Kekeç, "Star yazarı neyi destekliyor?" başlıklı yazısında Taşgetiren'in CHP Genel Başkanı Kemal Kılıçdaroğlu'nun öncülüğünde, partinin İstanbul Milletvekili Enis Berberoğlu'nun tutuklanması sonrası başlatılan "adalet yürüyüşü" ile ilgili olarak kullandığı "69 yaşında bir direnç yürüyüşüdür bu" ifadesine tepki göstermişti. Kekeç, "Yazık, hakikaten çok yazık" diye yazmıştı.
Star yazarı Taşgetiren: 69 yaşında bir direnç yürüyüşüdür bu; CHP tabanının ötesinde karşılık bulur
Ahmet Taşgetiren'in "El ele eyleminden bugüne" başlığıyla yayımlanan (21 Haziran 2017) yazısı şöyle:
El ele eyleminin hazırlık günleri. Cerrahpaşalı kız öğrenciler var. Ezgileriyle salonları coşturan Ömer Karaoğlu, Eşref Ziya Terzi, Hakan Aykut gibi müzisyen arkadaşlar var, konuşmacı olarak da Dilipak ve ben.
Kayseri, Malatya, Kahramanmaraş, Gaziantep, Düzce, Adıyaman gibi illerde salon toplantıları yapılıyor. Bu toplantılara binlerce insan katılıyor.
11 Ekim 1998'in hazırlıkları bunlar. Malatya'daki toplantı için DGM'de o günlerin biçme aracı haline gelen TCK 312'den “Halkı kin ve düşmanlığa tahrik” suçlaması ile dava açılmış.
Benim konuşmamda şöyle bir ifade var:
“Ankara'yı özgürlükler açısından yeniden inşa etmek lazım.”
Polis konuşma kasetlerini deşifre ederken bu ifadeyi şu hale çevirmiş:
“Ankara'yı özgürlükler açısından yeniden imha etmek lazım.”
Ben savunmamda sözlerimin yanlış deşifre edildiğini söylüyorum ve kasetlerin yeniden deşifre edilmesini istiyorum.
Mahkeme bunu dikkate almıyor ve cezalandırma yönünde kararını veriyor.

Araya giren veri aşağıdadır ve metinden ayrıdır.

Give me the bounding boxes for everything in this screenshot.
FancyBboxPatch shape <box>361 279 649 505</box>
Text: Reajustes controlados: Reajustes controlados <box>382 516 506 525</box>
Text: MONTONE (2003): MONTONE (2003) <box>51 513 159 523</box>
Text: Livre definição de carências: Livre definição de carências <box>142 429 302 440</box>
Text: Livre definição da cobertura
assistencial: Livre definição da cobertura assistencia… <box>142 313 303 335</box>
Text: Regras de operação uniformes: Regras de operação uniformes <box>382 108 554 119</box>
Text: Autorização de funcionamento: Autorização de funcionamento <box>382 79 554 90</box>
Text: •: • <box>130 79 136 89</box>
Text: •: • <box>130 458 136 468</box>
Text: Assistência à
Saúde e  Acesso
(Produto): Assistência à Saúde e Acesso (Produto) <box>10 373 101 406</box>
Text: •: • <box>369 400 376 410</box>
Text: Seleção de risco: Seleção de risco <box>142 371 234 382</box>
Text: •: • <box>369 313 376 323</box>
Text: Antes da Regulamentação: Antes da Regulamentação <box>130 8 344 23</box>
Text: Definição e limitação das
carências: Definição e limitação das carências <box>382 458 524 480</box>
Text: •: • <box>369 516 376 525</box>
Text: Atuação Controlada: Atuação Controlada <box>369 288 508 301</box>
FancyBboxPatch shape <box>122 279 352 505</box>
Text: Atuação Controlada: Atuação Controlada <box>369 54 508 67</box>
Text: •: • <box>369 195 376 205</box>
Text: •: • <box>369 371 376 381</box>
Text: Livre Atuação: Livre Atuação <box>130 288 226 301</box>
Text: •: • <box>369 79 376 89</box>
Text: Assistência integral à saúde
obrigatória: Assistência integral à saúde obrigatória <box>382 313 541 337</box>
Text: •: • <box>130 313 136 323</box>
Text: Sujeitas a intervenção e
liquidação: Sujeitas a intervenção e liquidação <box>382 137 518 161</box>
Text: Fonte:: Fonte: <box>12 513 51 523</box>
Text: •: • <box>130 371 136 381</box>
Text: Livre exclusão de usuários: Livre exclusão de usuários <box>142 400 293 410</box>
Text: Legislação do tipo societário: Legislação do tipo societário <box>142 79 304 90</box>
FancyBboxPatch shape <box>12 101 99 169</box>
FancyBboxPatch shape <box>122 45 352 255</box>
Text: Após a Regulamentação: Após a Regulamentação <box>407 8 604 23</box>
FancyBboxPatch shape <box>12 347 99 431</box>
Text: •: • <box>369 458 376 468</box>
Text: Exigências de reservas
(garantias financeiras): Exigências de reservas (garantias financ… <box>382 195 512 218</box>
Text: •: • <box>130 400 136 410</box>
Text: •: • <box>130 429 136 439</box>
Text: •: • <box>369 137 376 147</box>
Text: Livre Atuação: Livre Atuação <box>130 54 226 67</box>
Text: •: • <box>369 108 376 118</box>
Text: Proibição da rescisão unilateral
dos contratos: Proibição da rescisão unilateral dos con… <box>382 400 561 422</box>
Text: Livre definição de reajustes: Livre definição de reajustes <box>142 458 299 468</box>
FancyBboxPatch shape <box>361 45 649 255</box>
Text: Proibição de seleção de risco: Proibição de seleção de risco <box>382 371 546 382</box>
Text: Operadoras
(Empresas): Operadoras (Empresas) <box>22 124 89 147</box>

Kararın gerekçesinde de şunları yazıyor:
“Sanık her ne kadar'inşa edin” dedim, 'imha edin' demedim diyorsa da, inşa da imhadan sonra gerçekleşeceği için sözler aynı maksada matuftur.”
Sonraları dönemin Adalet Bakanı Hikmet Sami Türk “312'nin maksadını aşan şekilde kullanıldığı”nı itiraf edecektir.
11 Ekim 1998'de “Özgürlükler için El ele” eylemi gerçekleşti.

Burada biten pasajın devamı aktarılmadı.